His write-ups of subjects show that he's done some (patchy) reading, but his analogies are sometimes unhelpful and his conclusions unsurprising. For example, when writing about consciousness on p.99 the analogy using "keys" doesn't help me, and the fragment ends with "I think that consciousness arises from purely physical processes, but a physicalist description of those processes cannot account for consciousness" (p.99).

That said there are some lively similes - "The huge bottle-brushes span like tireless dervishes, descending on the car, wiping and threatening to wipe out the windscreen" (p.19). I like the tortoise-related material on p.54 - I suspect I would have used it in a story. And there are interesting snippets like "The rebel is an egoist to the point of misanthropy: he wants a following but he doesn't want the inconvenience of followers" (p.23).

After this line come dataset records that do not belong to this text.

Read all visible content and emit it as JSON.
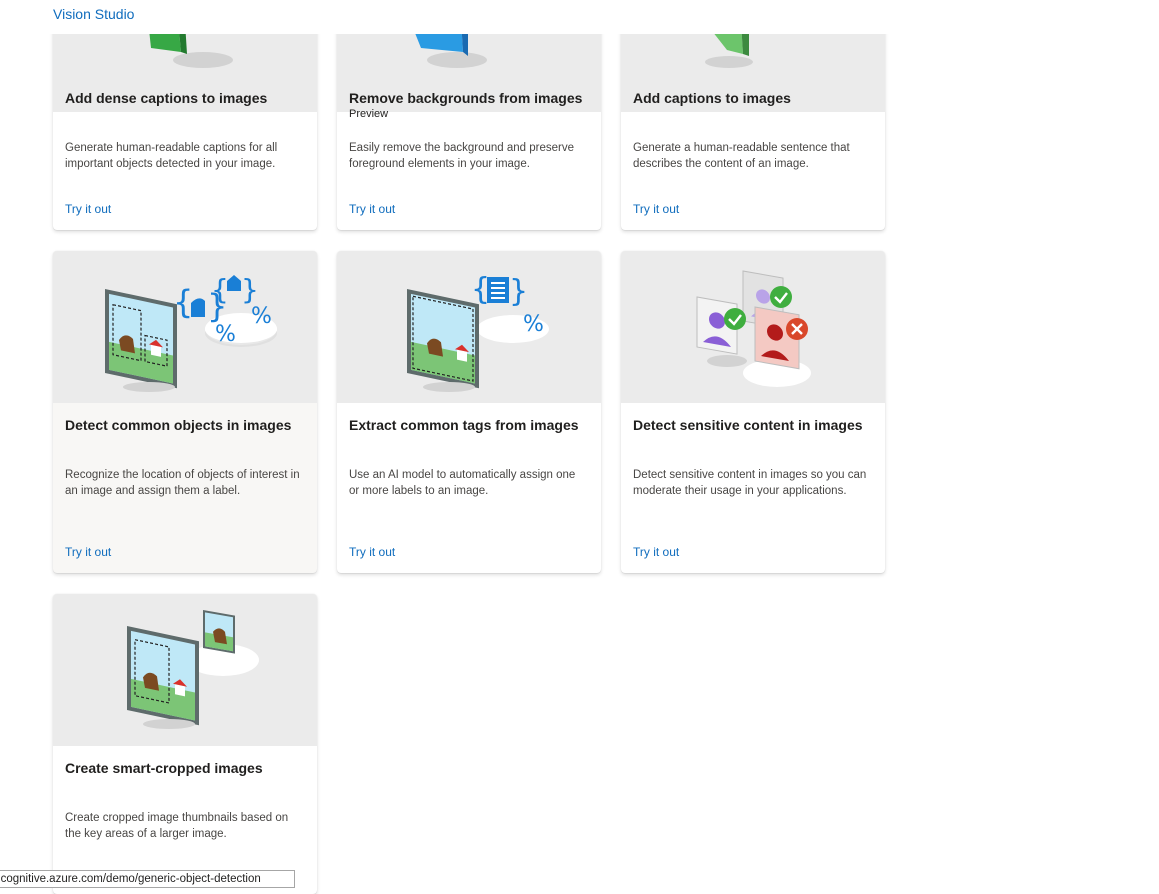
{
  "app": {
    "title": "Vision Studio"
  },
  "cards": [
    {
      "title": "Add dense captions to images",
      "badge": "",
      "description": "Generate human-readable captions for all important objects detected in your image.",
      "cta": "Try it out",
      "icon": "dense-captions-illustration"
    },
    {
      "title": "Remove backgrounds from images",
      "badge": "Preview",
      "description": "Easily remove the background and preserve foreground elements in your image.",
      "cta": "Try it out",
      "icon": "remove-background-illustration"
    },
    {
      "title": "Add captions to images",
      "badge": "",
      "description": "Generate a human-readable sentence that describes the content of an image.",
      "cta": "Try it out",
      "icon": "captions-illustration"
    },
    {
      "title": "Detect common objects in images",
      "badge": "",
      "description": "Recognize the location of objects of interest in an image and assign them a label.",
      "cta": "Try it out",
      "icon": "object-detection-illustration"
    },
    {
      "title": "Extract common tags from images",
      "badge": "",
      "description": "Use an AI model to automatically assign one or more labels to an image.",
      "cta": "Try it out",
      "icon": "tags-illustration"
    },
    {
      "title": "Detect sensitive content in images",
      "badge": "",
      "description": "Detect sensitive content in images so you can moderate their usage in your applications.",
      "cta": "Try it out",
      "icon": "sensitive-content-illustration"
    },
    {
      "title": "Create smart-cropped images",
      "badge": "",
      "description": "Create cropped image thumbnails based on the key areas of a larger image.",
      "cta": "",
      "icon": "smart-crop-illustration"
    }
  ],
  "status_url": "n.cognitive.azure.com/demo/generic-object-detection",
  "colors": {
    "accent": "#0f6cbd",
    "illustration_blue": "#1a7fd6",
    "card_image_bg": "#ebebeb"
  }
}
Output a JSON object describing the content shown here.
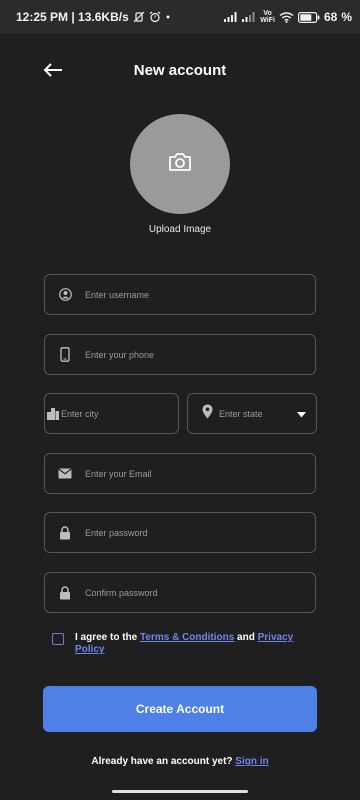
{
  "status_bar": {
    "time_speed": "12:25 PM | 13.6KB/s",
    "volte_top": "Vo",
    "volte_bottom": "WiFi",
    "battery": "68"
  },
  "header": {
    "title": "New account"
  },
  "avatar": {
    "upload_label": "Upload Image"
  },
  "form": {
    "username_placeholder": "Enter username",
    "phone_placeholder": "Enter your phone",
    "city_placeholder": "Enter city",
    "state_selected": "Enter state",
    "email_placeholder": "Enter your Email",
    "password_placeholder": "Enter password",
    "confirm_placeholder": "Confirm password"
  },
  "terms": {
    "prefix": "I agree to the ",
    "terms_link": "Terms & Conditions",
    "and": " and ",
    "privacy_link": "Privacy Policy"
  },
  "buttons": {
    "create": "Create Account"
  },
  "footer": {
    "prompt": "Already have an account yet? ",
    "signin": "Sign in"
  },
  "colors": {
    "background": "#1f1f1f",
    "accent": "#4f80e8",
    "link": "#6f86e8",
    "avatar": "#9a9a9a"
  }
}
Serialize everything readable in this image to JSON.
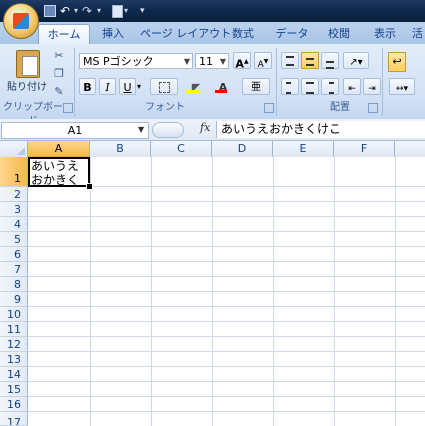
{
  "quick_access": {
    "save_icon": "save-icon",
    "undo_icon": "undo-icon",
    "redo_icon": "redo-icon",
    "print_preview_icon": "print-preview-icon",
    "customize_icon": "customize-icon"
  },
  "tabs": [
    {
      "label": "ホーム",
      "selected": true
    },
    {
      "label": "挿入"
    },
    {
      "label": "ページ レイアウト"
    },
    {
      "label": "数式"
    },
    {
      "label": "データ"
    },
    {
      "label": "校閲"
    },
    {
      "label": "表示"
    },
    {
      "label": "活"
    }
  ],
  "clipboard": {
    "paste_label": "貼り付け",
    "group_label": "クリップボード"
  },
  "font": {
    "name": "MS Pゴシック",
    "size": "11",
    "grow_label": "A",
    "shrink_label": "A",
    "bold_label": "B",
    "italic_label": "I",
    "underline_label": "U",
    "font_color_label": "A",
    "phonetic_label": "亜",
    "group_label": "フォント",
    "font_color": "#ff0000",
    "fill_color": "#ffff00"
  },
  "alignment": {
    "group_label": "配置"
  },
  "formula_bar": {
    "name_box": "A1",
    "fx_label": "fx",
    "content": "あいうえおかきくけこ"
  },
  "grid": {
    "columns": [
      "A",
      "B",
      "C",
      "D",
      "E",
      "F"
    ],
    "selected_column": "A",
    "rows": [
      "1",
      "2",
      "3",
      "4",
      "5",
      "6",
      "7",
      "8",
      "9",
      "10",
      "11",
      "12",
      "13",
      "14",
      "15",
      "16",
      "17"
    ],
    "selected_row": "1",
    "cell_a1": "あいうえおかきくけこ"
  },
  "colors": {
    "tab_text": "#15428b",
    "selection_header": "#f5b94b",
    "gridline": "#d0d7e5"
  }
}
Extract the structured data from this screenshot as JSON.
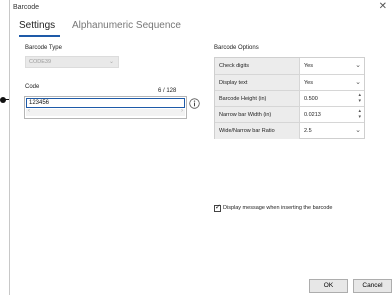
{
  "window": {
    "title": "Barcode",
    "close_glyph": "✕"
  },
  "tabs": [
    {
      "label": "Settings",
      "active": true
    },
    {
      "label": "Alphanumeric Sequence",
      "active": false
    }
  ],
  "barcode_type": {
    "label": "Barcode Type",
    "value": "CODE39"
  },
  "code": {
    "label": "Code",
    "counter": "6 / 128",
    "value": "123456"
  },
  "options": {
    "heading": "Barcode Options",
    "rows": [
      {
        "label": "Check digits",
        "value": "Yes",
        "control": "dropdown"
      },
      {
        "label": "Display text",
        "value": "Yes",
        "control": "dropdown"
      },
      {
        "label": "Barcode Height (in)",
        "value": "0.500",
        "control": "spinner"
      },
      {
        "label": "Narrow bar Width (in)",
        "value": "0.0213",
        "control": "spinner"
      },
      {
        "label": "Wide/Narrow bar Ratio",
        "value": "2.5",
        "control": "dropdown"
      }
    ]
  },
  "display_message": {
    "label": "Display message when inserting the barcode",
    "checked": true
  },
  "buttons": {
    "ok": "OK",
    "cancel": "Cancel"
  },
  "icons": {
    "info": "info-icon",
    "close": "close-icon",
    "chevron": "chevron-down-icon"
  },
  "colors": {
    "accent": "#1e5aa8",
    "label_bg": "#ececec",
    "button_bg": "#e7e7e7"
  }
}
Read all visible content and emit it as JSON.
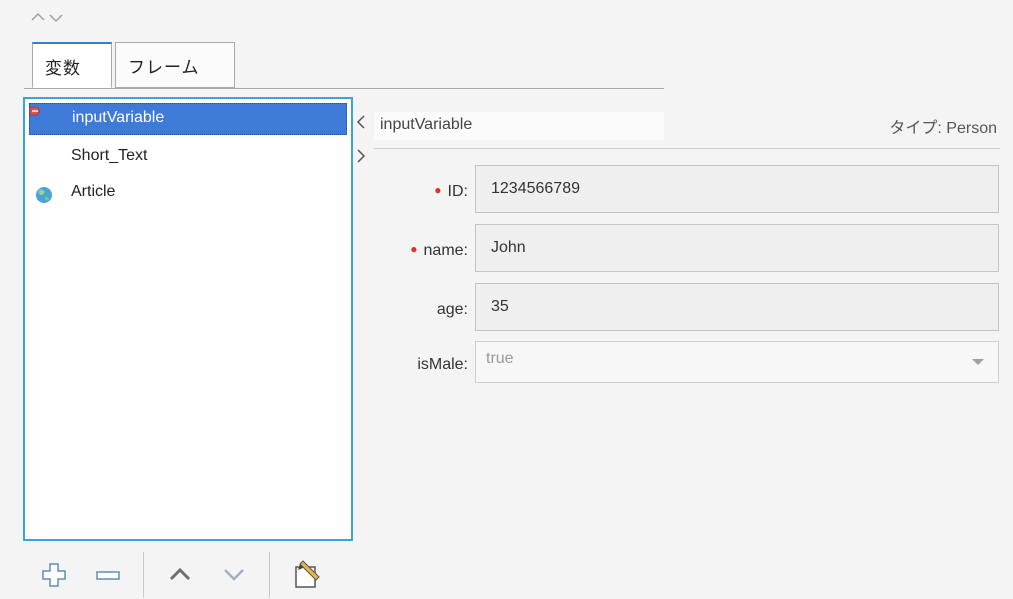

He likes William Golding's "The Inheritors", some of UA Fanthorpe's poems, and Chekhov. He comments on several Shakespearean sonnets, pointing out that "In Shakespeare's sonnets one hears the low note and echo of abandonment - by a lover, certainly ... but also by time" (p.106, a page I liked) and "For a sequence with so many startling images, it's odd that so few of the sonnets describe a visual scene" (p.114). Providing insights without rigour, without dealing with opposing views, has a hit-and-run feel though, even when they succeed in illuminating texts.

I don't get most of the poetry. Here are some examples -

  • the start of a section - "Poor world, the violet insect-o-cutor glow/ of streetlights on the fallen snow is something like/ my need of him who sleeps nearby, but mostly not." (p.43). Why "Poor world"? I've never seen violet streetlights. In what way "something like"?
  • the start of a poem - "A hot child sees itself and cries./ The kind face kissing through the glass/ Perhaps half wants the things to come/ To be the things already done,// Like thank-you letters" (p.72) - a hot child sees itself not in a mirror but in the glass that a face is on the other side of. Why "Perhaps" and "half"? Whose thank-you letters? The kind face's presumably.
  • the end of a poem - "Which of the psalms will hear the clouds as/ they pass overhead, a stave of wires their nest?/ What makes them beautiful? Why do they tear/ themselves apart like ageing stars or clocks?" (p.74) - the stave of wires are telephone lines? In what way like a nest? Do clouds really tear themselves apart? Do clocks?
  • the start of a poem - "I look into the small theatre of the fire/ Where flames play something from a distant repertoire// And shape my loss. Someone has left an impression/ From which a cast of words can nearly be taken" (p.83) - a concert (rather than a play) is being performed, it seems, though a "cast" hints at a play - of words perhaps? "cast", like "play", is a pun, but for me the meanings mutually interfere rather than support.
  • the end of a poem - "The agent pales at the window,/ fades into a forest of light// with no access to the particulars/ for living off seeds, small kills,// alone in the out-there-somewhere/ like a call-centre operative on Jupiter" (p.119)
  • the middle of a poem - "The roses accept watering like automatons/ with painful feelings not included in the booklet/ and the wet tiles of the porch get stared at/ by the husband whose wife behind the flyscreen/ keeps a compound eye on his best efforts/ with sprinkler and hose" (p.123)

I like "A Likely Story" and some lines elsewhere - e.g. "Fire whirled the Crystal Palace away/ like a wild waiter harried by debutantes" (p.81). Online is The Lord Is Listenin’ To Ya, Hallelujah with notes by him.